I decided to take a look into the world of Pakistani blogs... only to find an awful lot of dead air. Turns out that Pakistan blocked blogspot months ago, but if any of you

I read a discouraging post from one Pakistani blogger who was inadvertently Scroogled... apparently, Google forced people to migrate over to the "new Blogger" with a new authentication requirement a few months ago, but since that domain was blocked by Pakistan, many Pakistani Blogger users have been silenced, leaving their accounts to rot. A search of LiveJournal blogs listed as being from Pakistan is equally discouraging, with very little activity from actual Pakistanis, and no recent entries that mention what is going on.

To me, the way things are evolving in Pakistan seems partucularly disturbing, as there is an alliance of strange bedfellows going on. Lawyers and educated students, allying with fundamentalists. Admittedly, the great majority of the Pakistani people are on the sidelines right now, but there are some similarities between this current situation and the fall of the Shah of Iran. Hopefully, Musharraf will come to his senses, step down, and let the reformers get their way, because if he doesn't, he'll risk marginalizing the reformers and empowering the fundamentalists.

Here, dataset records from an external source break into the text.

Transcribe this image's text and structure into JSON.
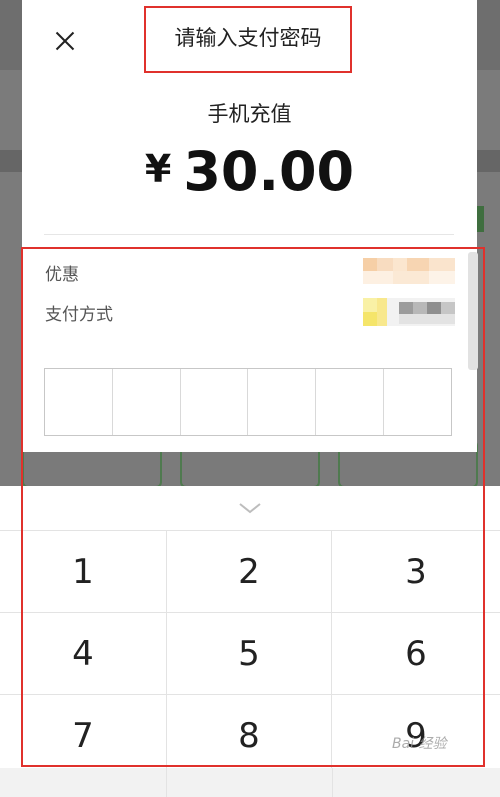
{
  "dialog": {
    "title": "请输入支付密码",
    "product": "手机充值",
    "currency": "¥",
    "amount": "30.00",
    "rows": [
      {
        "label": "优惠"
      },
      {
        "label": "支付方式"
      }
    ],
    "pin_length": 6
  },
  "keypad": {
    "keys": [
      "1",
      "2",
      "3",
      "4",
      "5",
      "6",
      "7",
      "8",
      "9"
    ]
  },
  "watermark": "Bai 经验",
  "colors": {
    "highlight": "#e0312c",
    "overlay": "#7b7b7b",
    "bg_green": "#4f7a4f"
  }
}
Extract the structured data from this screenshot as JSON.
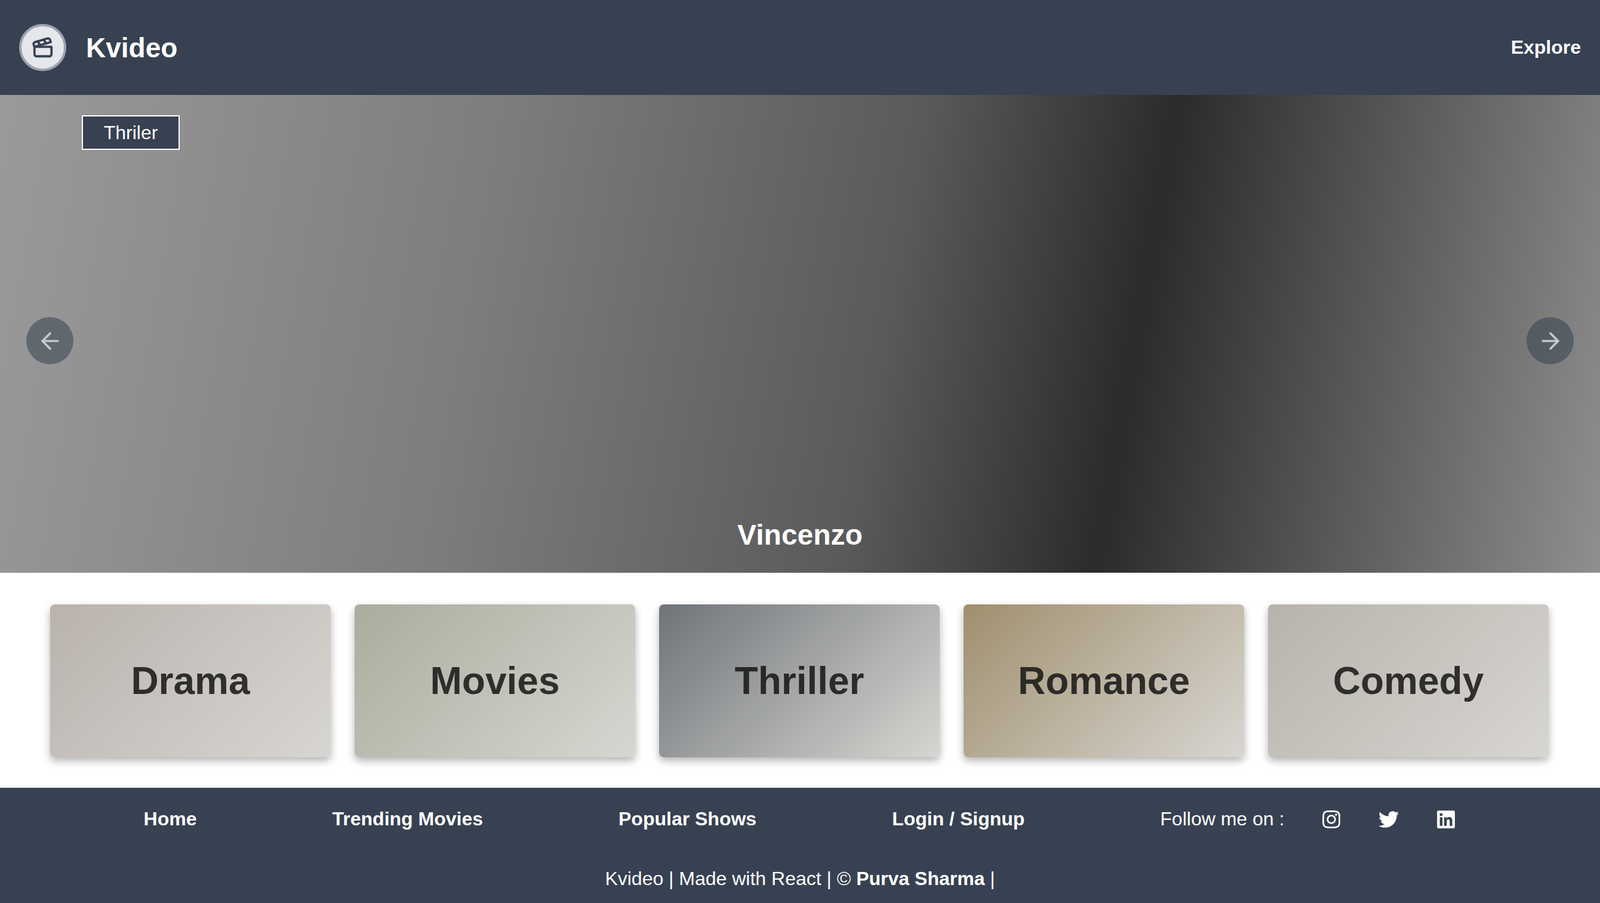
{
  "header": {
    "title": "Kvideo",
    "nav": [
      "Explore"
    ]
  },
  "hero": {
    "badge": "Thriler",
    "title": "Vincenzo"
  },
  "categories": [
    {
      "label": "Drama",
      "color": "#b9b2ad"
    },
    {
      "label": "Movies",
      "color": "#a9ad9c"
    },
    {
      "label": "Thriller",
      "color": "#6f7479"
    },
    {
      "label": "Romance",
      "color": "#a08f6e"
    },
    {
      "label": "Comedy",
      "color": "#b7b3ac"
    }
  ],
  "footer": {
    "links": [
      "Home",
      "Trending Movies",
      "Popular Shows",
      "Login / Signup"
    ],
    "follow": "Follow me on :",
    "credit": {
      "prefix": "Kvideo | Made with React | ©",
      "author": "Purva Sharma",
      "suffix": "|"
    }
  }
}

Not a pretty state of affairs. Is it any wonder that the Pentagon is urgently assessing the security of Pakistan's nukes, in case Musharraf is overthrown. Feeling safe yet?! 

Gone for the weekend, but if any of you find out anything interesting, please post it to the comments. This is just the beginning of what might be a major constitutional crisis, which risks undermining not just a pro-US government, but the entire Global War on Terror. I suspect that this story isn't going away unless Musharraf does first.